The goal of this paper is to break that barrier. We show that building a compiler can be as easy as building an interpreter. The compiler we construct accepts a large subset of the Scheme programming language and produces assembly code for the Intel-x86 architecture, the dominant architecture of personal computing. The development of the compiler is broken into many small incremental steps. Every step yields a fully working compiler for a progressively expanding subset of Scheme. Every compiler step produces real assembly code that can be assembled then executed directly by the hardware. We assume that the reader is familiar with the basic computer architecture: its components and execution model.
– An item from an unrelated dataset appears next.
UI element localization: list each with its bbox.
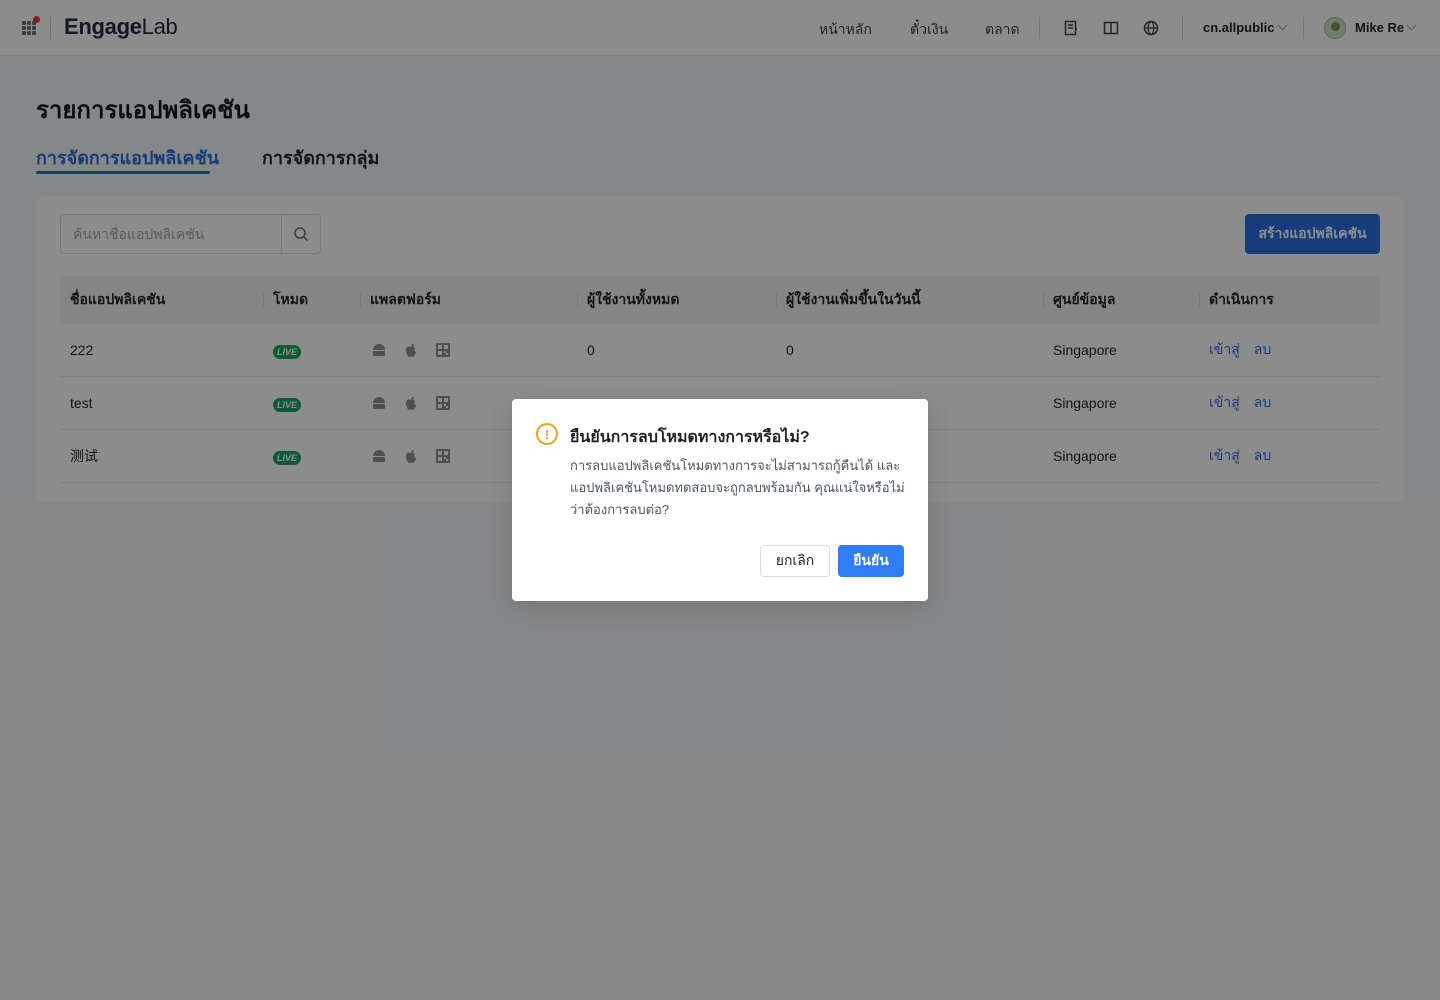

Detailed knowledge of the Intel-x86 architecture is not required. The development of the compiler is described in detail in an extended tutorial. Supporting material for the tutorial such as an automated testing facility coupled with a comprehensive test suite are provided with the tutorial. It is our hope that current and future implementors of Scheme find in this paper the motivation for developing high-performance compilers and the means for achieving that goal.